Post-Break Hot Streak
From July 16th onward, Riley ranks top 10 in MLB in WAR (1.8), wRC+ (178), OPS (1.075) and HR (13). Along the same timespan, he tops all MLB third baseman in all of those categories, as well as in batting average and on-base percentage, among third basemen during that span. His OPS has also improved nearly 100 points from .826 to .912 over his last 34 games. Simply put, the man is on fire.
Atlanta needed someone to step up and help fill the massive void left by Acuna, and Riley has done just that. In a relatively wide open NL MVP race, it’s not completely out of the equation that Riley can work his way into that discussion with a few more hot weeks.
While Riley has been at his best over the last month, this has been a season-long transformation for the 24-year-old.
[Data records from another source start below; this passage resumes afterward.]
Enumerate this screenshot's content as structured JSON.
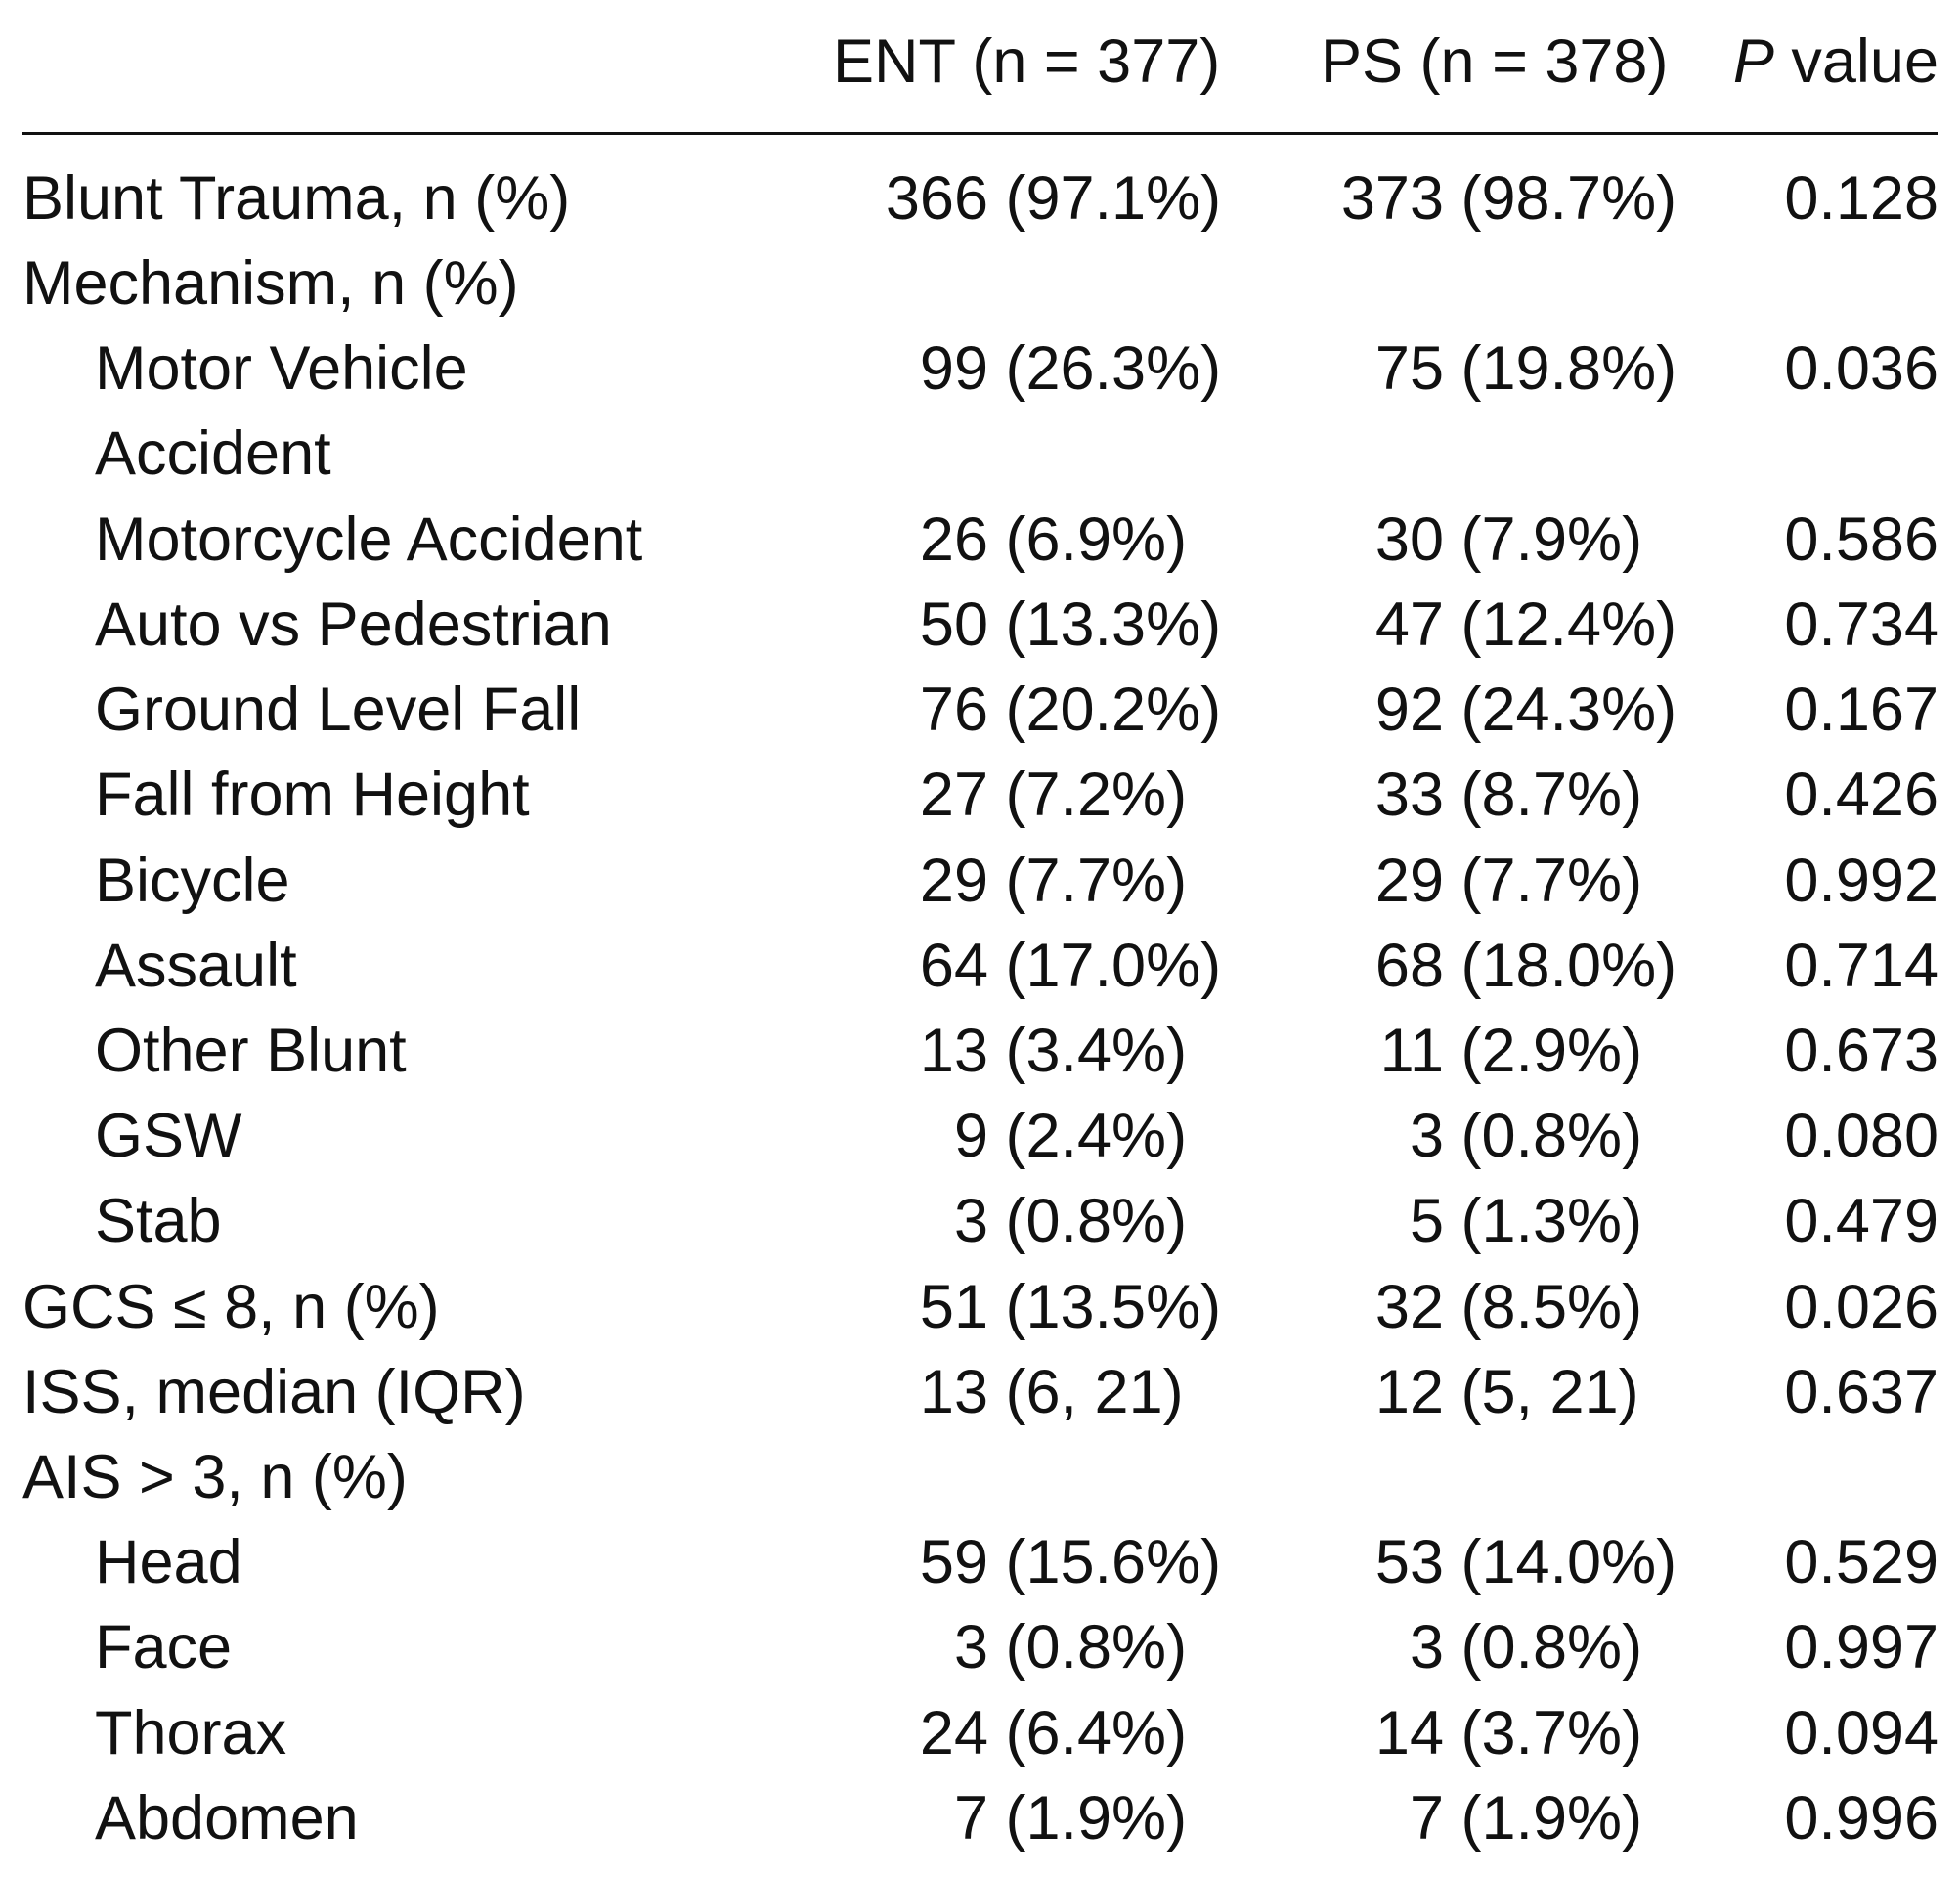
{
  "header": {
    "ent": "ENT (n = 377)",
    "ps": "PS (n = 378)",
    "p_value": {
      "italic": "P",
      "text": "value"
    }
  },
  "table": {
    "rows": [
      {
        "label": "Blunt Trauma, n (%)",
        "level": 0,
        "ent": "366 (97.1%)",
        "ps": "373 (98.7%)",
        "p": "0.128"
      },
      {
        "label": "Mechanism, n (%)",
        "level": 0
      },
      {
        "label": "Motor Vehicle Accident",
        "level": 1,
        "ent": "99 (26.3%)",
        "ps": "75 (19.8%)",
        "p": "0.036"
      },
      {
        "label": "Motorcycle Accident",
        "level": 1,
        "ent": "26 (6.9%)",
        "ps": "30 (7.9%)",
        "p": "0.586"
      },
      {
        "label": "Auto vs Pedestrian",
        "level": 1,
        "ent": "50 (13.3%)",
        "ps": "47 (12.4%)",
        "p": "0.734"
      },
      {
        "label": "Ground Level Fall",
        "level": 1,
        "ent": "76 (20.2%)",
        "ps": "92 (24.3%)",
        "p": "0.167"
      },
      {
        "label": "Fall from Height",
        "level": 1,
        "ent": "27 (7.2%)",
        "ps": "33 (8.7%)",
        "p": "0.426"
      },
      {
        "label": "Bicycle",
        "level": 1,
        "ent": "29 (7.7%)",
        "ps": "29 (7.7%)",
        "p": "0.992"
      },
      {
        "label": "Assault",
        "level": 1,
        "ent": "64 (17.0%)",
        "ps": "68 (18.0%)",
        "p": "0.714"
      },
      {
        "label": "Other Blunt",
        "level": 1,
        "ent": "13 (3.4%)",
        "ps": "11 (2.9%)",
        "p": "0.673"
      },
      {
        "label": "GSW",
        "level": 1,
        "ent": "9 (2.4%)",
        "ps": "3 (0.8%)",
        "p": "0.080"
      },
      {
        "label": "Stab",
        "level": 1,
        "ent": "3 (0.8%)",
        "ps": "5 (1.3%)",
        "p": "0.479"
      },
      {
        "label": "GCS ≤ 8, n (%)",
        "level": 0,
        "ent": "51 (13.5%)",
        "ps": "32 (8.5%)",
        "p": "0.026"
      },
      {
        "label": "ISS, median (IQR)",
        "level": 0,
        "ent": "13 (6, 21)",
        "ps": "12 (5, 21)",
        "p": "0.637"
      },
      {
        "label": "AIS > 3, n (%)",
        "level": 0
      },
      {
        "label": "Head",
        "level": 1,
        "ent": "59 (15.6%)",
        "ps": "53 (14.0%)",
        "p": "0.529"
      },
      {
        "label": "Face",
        "level": 1,
        "ent": "3 (0.8%)",
        "ps": "3 (0.8%)",
        "p": "0.997"
      },
      {
        "label": "Thorax",
        "level": 1,
        "ent": "24 (6.4%)",
        "ps": "14 (3.7%)",
        "p": "0.094"
      },
      {
        "label": "Abdomen",
        "level": 1,
        "ent": "7 (1.9%)",
        "ps": "7 (1.9%)",
        "p": "0.996"
      }
    ]
  }
}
He has gone on hot streaks before, but this is the first time he has sustained offensive success over the course of several months. Riley has been one of the best hitters in the game this year, as evidenced by his top 20 ranking in wRC+ (139), OPS (.911), HR (27) and OBP (.375). While the ability to slug has always been there for Riley—a 70-grade raw power prospect—it’s his improved patience at the plate that has enabled this breakout.
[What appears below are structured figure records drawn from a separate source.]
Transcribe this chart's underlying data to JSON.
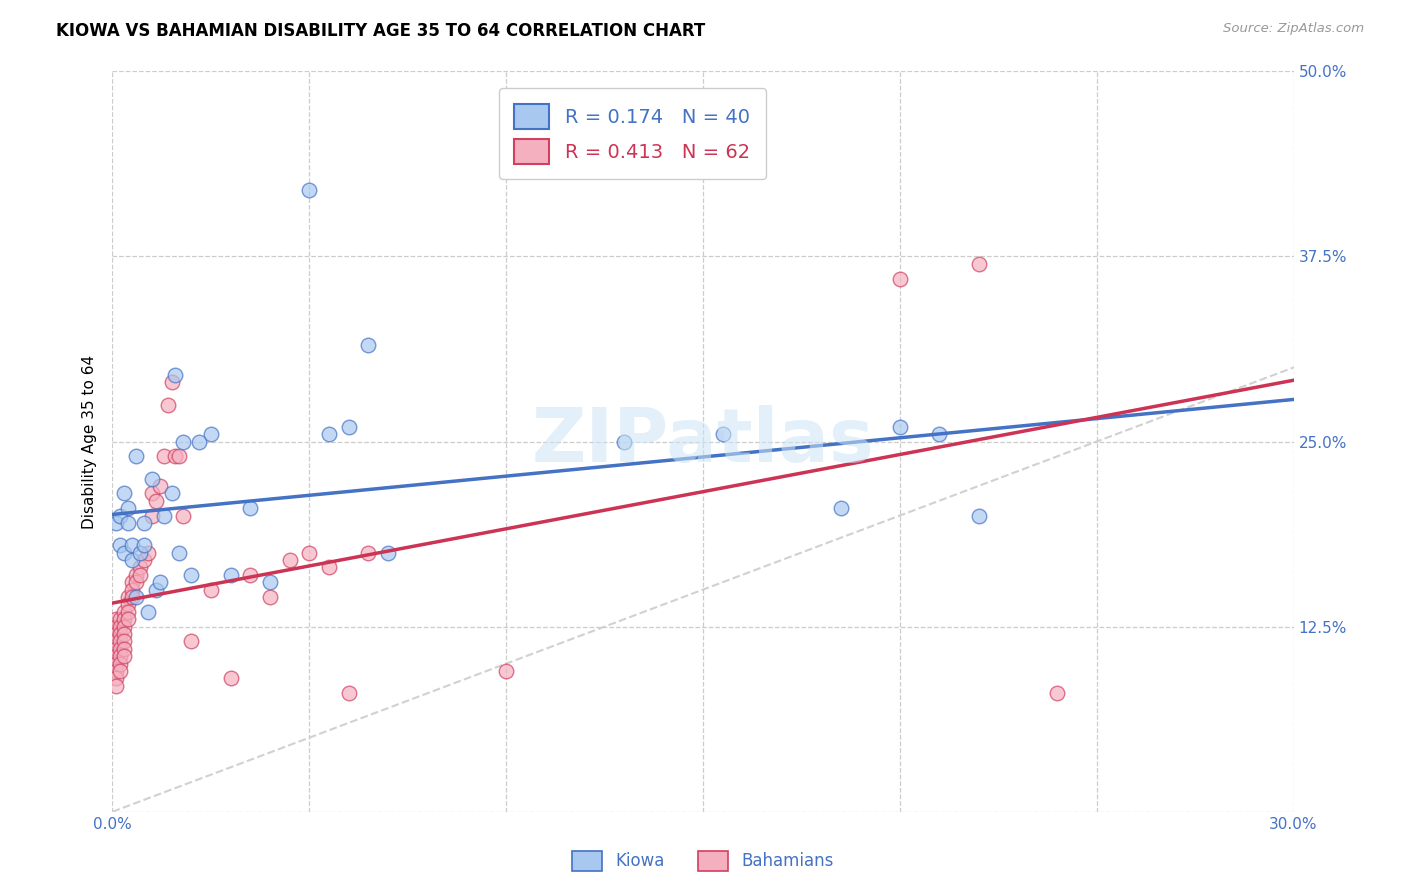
{
  "title": "KIOWA VS BAHAMIAN DISABILITY AGE 35 TO 64 CORRELATION CHART",
  "source": "Source: ZipAtlas.com",
  "ylabel": "Disability Age 35 to 64",
  "xlim": [
    0.0,
    0.3
  ],
  "ylim": [
    0.0,
    0.5
  ],
  "xticks": [
    0.0,
    0.05,
    0.1,
    0.15,
    0.2,
    0.25,
    0.3
  ],
  "xticklabels": [
    "0.0%",
    "",
    "",
    "",
    "",
    "",
    "30.0%"
  ],
  "yticks": [
    0.0,
    0.125,
    0.25,
    0.375,
    0.5
  ],
  "yticklabels": [
    "",
    "12.5%",
    "25.0%",
    "37.5%",
    "50.0%"
  ],
  "legend_r1": "R = 0.174",
  "legend_n1": "N = 40",
  "legend_r2": "R = 0.413",
  "legend_n2": "N = 62",
  "kiowa_dot_color": "#a8c8f0",
  "kiowa_edge_color": "#4472c4",
  "bahamian_dot_color": "#f5b0c0",
  "bahamian_edge_color": "#d04060",
  "kiowa_line_color": "#4472c4",
  "bahamian_line_color": "#cc3355",
  "ref_line_color": "#cccccc",
  "watermark": "ZIPatlas",
  "kiowa_x": [
    0.001,
    0.002,
    0.002,
    0.003,
    0.003,
    0.004,
    0.004,
    0.005,
    0.005,
    0.006,
    0.006,
    0.007,
    0.008,
    0.008,
    0.009,
    0.01,
    0.011,
    0.012,
    0.013,
    0.015,
    0.016,
    0.017,
    0.018,
    0.02,
    0.022,
    0.025,
    0.03,
    0.035,
    0.04,
    0.05,
    0.055,
    0.06,
    0.065,
    0.07,
    0.13,
    0.155,
    0.185,
    0.2,
    0.21,
    0.22
  ],
  "kiowa_y": [
    0.195,
    0.2,
    0.18,
    0.215,
    0.175,
    0.205,
    0.195,
    0.18,
    0.17,
    0.145,
    0.24,
    0.175,
    0.18,
    0.195,
    0.135,
    0.225,
    0.15,
    0.155,
    0.2,
    0.215,
    0.295,
    0.175,
    0.25,
    0.16,
    0.25,
    0.255,
    0.16,
    0.205,
    0.155,
    0.42,
    0.255,
    0.26,
    0.315,
    0.175,
    0.25,
    0.255,
    0.205,
    0.26,
    0.255,
    0.2
  ],
  "bahamian_x": [
    0.001,
    0.001,
    0.001,
    0.001,
    0.001,
    0.001,
    0.001,
    0.001,
    0.001,
    0.001,
    0.002,
    0.002,
    0.002,
    0.002,
    0.002,
    0.002,
    0.002,
    0.002,
    0.003,
    0.003,
    0.003,
    0.003,
    0.003,
    0.003,
    0.003,
    0.004,
    0.004,
    0.004,
    0.004,
    0.005,
    0.005,
    0.005,
    0.006,
    0.006,
    0.007,
    0.007,
    0.008,
    0.009,
    0.01,
    0.01,
    0.011,
    0.012,
    0.013,
    0.014,
    0.015,
    0.016,
    0.017,
    0.018,
    0.02,
    0.025,
    0.03,
    0.035,
    0.04,
    0.045,
    0.05,
    0.055,
    0.06,
    0.065,
    0.1,
    0.2,
    0.22,
    0.24
  ],
  "bahamian_y": [
    0.13,
    0.125,
    0.12,
    0.115,
    0.11,
    0.105,
    0.1,
    0.095,
    0.09,
    0.085,
    0.13,
    0.125,
    0.12,
    0.115,
    0.11,
    0.105,
    0.1,
    0.095,
    0.135,
    0.13,
    0.125,
    0.12,
    0.115,
    0.11,
    0.105,
    0.145,
    0.14,
    0.135,
    0.13,
    0.155,
    0.15,
    0.145,
    0.16,
    0.155,
    0.165,
    0.16,
    0.17,
    0.175,
    0.215,
    0.2,
    0.21,
    0.22,
    0.24,
    0.275,
    0.29,
    0.24,
    0.24,
    0.2,
    0.115,
    0.15,
    0.09,
    0.16,
    0.145,
    0.17,
    0.175,
    0.165,
    0.08,
    0.175,
    0.095,
    0.36,
    0.37,
    0.08
  ]
}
|Austin Riley MLB Career||Strikeout Rate||Walk Rate||O-Zone Swing Rate||On-Base Percentage|
In just two years, Riley has improved from having one of the worst walk rates in baseball to a free-pass rate that ranks in the top half of all qualified hitters this season. In that same amount of time, he’s cut his strikeout rate down by a third, and now sits at a much more manageable 24.3 percent. Additionally, he’s swinging at far fewer pitches outside of the strike zone. It’s a simple equation, when an elite power hitter also has solid plate discipline, they’re typically among the best hitters in the sport. That’s exactly what we’ve seen from Riley this season.
The cherry on top for Riley has been his vast improvement against off-speed pitches. In the previous two seasons, Riley was just a .156 hitter with a 46% whiff rate. This year, the 24-year-old is hitting a .338 with five homers and a 29% whiff rate when off-speed is thrown his way.
The Braves have taken advantage of a soft stretch in their schedule to go 15-3 in August so far. However, tougher tests are on the way in the form of eight straight games against the Yankees, Giants and Dodgers to close out the month.
The Braves benefit from playing in the worst division in baseball, but the second-place Phillies finish the season with the league’s easiest remaining schedule. Atlanta and Philadelphia also meet one more time from September 28-30. For Atlanta to continue their recent winning ways and hold off the Phillies, Austin Riley’s hot bat will be crucial.